Leserbrief zum Thema Schultüten

Auf meinen Schultüten-Beitrag von letzter Woche habe ich sehr viele Kommentare, Mails und Hinweise bekommen! 🙂

Manche Leser (aus allen Bundesländern) glauben ich übertreibe, manche haben sehr gelacht (auch aus allen Bundesländern) und viele Leser (meistens aus den neuen Bundesländern) bestätigen mir dass es genauso ist.

Meinen Lieblingskommentar veröffentliche ich Euch jetzt als Leserbrief, denn dadurch habe auch ich noch sehr viel gelernt. Das hätte ich mal als „Zugereiste“ in Sachsen vorher wissen sollen! 🙂

Anja T. schreibt:
„Ich verweise gern auf den Wikipedia-Eintrag zur Schultüte https://de.wikipedia.org/wiki/Schult%C3%BCte und dann sollte sich eigentlich keiner mehr wundern, dass gerade in Thüringen und Sachsen die Einschulung ein großes Ereignis für die Kinder und Familien ist. Dort gibt es die Tradition, den Schulanfang zu „versüßen“, nämlich bereits seit 1817. Die westlichen Bundesländer zogen erst nach 1950 wenigstens mit der Schultüte nach.

Nicht vergessen darf man auch, dass in den östlichen Bundesländern für gewöhnlich KEIN Gottesdienst zum Schulanfang dazugehört (dafür gibts die Feierstunde) und dass in Bayern und etlichen anderen Bundesländern dafür die Kommunion, die es im Osten eher selten gibt, als eben dieses große Brimborium zelebriert wird, wie im Osten die Einschulung.

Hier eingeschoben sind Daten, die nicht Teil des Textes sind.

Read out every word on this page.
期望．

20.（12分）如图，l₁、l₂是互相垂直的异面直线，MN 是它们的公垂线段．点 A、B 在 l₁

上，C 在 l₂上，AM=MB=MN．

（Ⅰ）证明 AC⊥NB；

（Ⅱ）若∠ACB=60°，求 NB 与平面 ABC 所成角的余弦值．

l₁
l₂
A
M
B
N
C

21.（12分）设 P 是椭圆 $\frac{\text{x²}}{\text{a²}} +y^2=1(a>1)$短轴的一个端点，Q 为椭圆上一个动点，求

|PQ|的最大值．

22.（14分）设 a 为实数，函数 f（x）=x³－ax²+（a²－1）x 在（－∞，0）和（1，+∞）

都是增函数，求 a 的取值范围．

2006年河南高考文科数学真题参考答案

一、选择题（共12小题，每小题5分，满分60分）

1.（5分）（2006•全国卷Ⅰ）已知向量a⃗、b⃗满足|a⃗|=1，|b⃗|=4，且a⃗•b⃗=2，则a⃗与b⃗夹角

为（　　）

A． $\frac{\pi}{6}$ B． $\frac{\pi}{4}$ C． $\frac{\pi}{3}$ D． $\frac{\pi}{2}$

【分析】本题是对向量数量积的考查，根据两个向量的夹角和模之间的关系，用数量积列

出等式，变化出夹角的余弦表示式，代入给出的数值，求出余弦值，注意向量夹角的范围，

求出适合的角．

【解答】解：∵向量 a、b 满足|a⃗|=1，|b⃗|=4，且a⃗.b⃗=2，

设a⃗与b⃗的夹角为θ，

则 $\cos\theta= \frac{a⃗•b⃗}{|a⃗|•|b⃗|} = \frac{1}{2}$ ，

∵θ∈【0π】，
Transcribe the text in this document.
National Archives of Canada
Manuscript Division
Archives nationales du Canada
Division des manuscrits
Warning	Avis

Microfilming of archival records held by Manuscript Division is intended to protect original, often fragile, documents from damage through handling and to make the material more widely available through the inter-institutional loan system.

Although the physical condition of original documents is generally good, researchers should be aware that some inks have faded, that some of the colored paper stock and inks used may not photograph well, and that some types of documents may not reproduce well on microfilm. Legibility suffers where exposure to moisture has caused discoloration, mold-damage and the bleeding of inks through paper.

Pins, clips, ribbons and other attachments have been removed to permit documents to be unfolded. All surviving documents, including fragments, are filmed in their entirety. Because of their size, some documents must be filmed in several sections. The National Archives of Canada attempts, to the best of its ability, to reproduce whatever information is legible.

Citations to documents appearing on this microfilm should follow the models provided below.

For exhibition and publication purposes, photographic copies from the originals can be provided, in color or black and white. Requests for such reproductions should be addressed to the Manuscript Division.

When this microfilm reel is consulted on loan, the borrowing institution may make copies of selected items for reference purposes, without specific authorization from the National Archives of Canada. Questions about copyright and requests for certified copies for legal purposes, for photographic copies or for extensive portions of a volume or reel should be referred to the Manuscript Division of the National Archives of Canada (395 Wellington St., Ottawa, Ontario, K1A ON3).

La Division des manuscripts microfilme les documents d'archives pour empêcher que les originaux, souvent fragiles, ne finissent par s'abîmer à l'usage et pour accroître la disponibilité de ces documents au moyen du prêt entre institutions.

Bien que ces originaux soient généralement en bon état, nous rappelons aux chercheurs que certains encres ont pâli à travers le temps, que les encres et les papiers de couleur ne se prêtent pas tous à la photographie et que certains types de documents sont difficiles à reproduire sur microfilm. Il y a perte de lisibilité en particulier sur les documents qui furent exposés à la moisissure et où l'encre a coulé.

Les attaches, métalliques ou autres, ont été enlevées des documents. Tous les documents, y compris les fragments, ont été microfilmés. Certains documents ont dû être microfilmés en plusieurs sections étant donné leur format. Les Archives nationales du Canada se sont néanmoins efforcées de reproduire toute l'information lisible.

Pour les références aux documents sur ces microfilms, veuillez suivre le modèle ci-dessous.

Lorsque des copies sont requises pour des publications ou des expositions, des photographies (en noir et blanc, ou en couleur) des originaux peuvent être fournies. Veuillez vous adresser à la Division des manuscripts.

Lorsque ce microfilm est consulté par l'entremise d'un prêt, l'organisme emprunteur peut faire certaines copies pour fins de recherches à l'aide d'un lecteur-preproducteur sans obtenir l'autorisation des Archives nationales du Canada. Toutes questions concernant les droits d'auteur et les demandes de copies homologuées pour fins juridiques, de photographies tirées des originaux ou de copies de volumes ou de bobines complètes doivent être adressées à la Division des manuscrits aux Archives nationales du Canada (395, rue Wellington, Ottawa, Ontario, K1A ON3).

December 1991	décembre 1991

Ich selbst wurde vor ziemlich genau 40 Jahren in Jena/Thüringen eingeschult und kann mich heute noch daran erinnern, denn es war toll. Mein Sohn wurde ebenfalls in Thüringen eingeschult und es war toll. Die Schultüte war ein großes Geheimnis, denn auch das gehört zur Tradition (und nein, sie ist, auch wenn sie größer ist als im Westen, nicht nur mit Süßkram gefüllt, sondern mit allem, was in der Schule so gebraucht wird, Malzeug, Sportsachen usw., und das wiegt nunmal). Der Tradition nach bekommen die zukünftigen Schulanfänger bei einem Schulbesuch im Frühjahr vor der Einschulung den Zuckertütenbaum präsentiert, ein Bäumchen voll mit ganz kleinen Schultüten. Die Geschichte dazu ist, dass diese kleinen Tüten nun wachsen müssen bis zum Sommer/Herbst und wenn sie groß genug sind, ist Zeit für die Einschulung. Dann werden sie vom Lehrer „geerntet“ und an die Schulanfänger übergeben.

So geschehen bei mir und später auch beim Sohn, jedes Kind wurde von der Lehrerin persönlich in der Schule begrüßt und bekam die (von den Eltern heimlich befüllte und heimlich in die Schule geschaffte) Schultüte überreicht. Danach gabs Mittagessen im Lokal mit Eltern, Geschwistern, Großeltern. Danach zu Hause Grillfest mit dem Rest der Familie, Onkel, Tanten, Cousinen. Die engsten Nachbarn brachten kleine Aufmerksamkeiten mit Schulbezug vorbei, ein Buch, ein paar Stifte, nichts großes. Da die Einschulung Samstag war, gab es reichlich Zeit zum Bestaunen und Bespielen des Schultüteninhalts, zum Feiern und länger aufbleiben, und am Montag drauf begann dann „der Ernst des Lebens“.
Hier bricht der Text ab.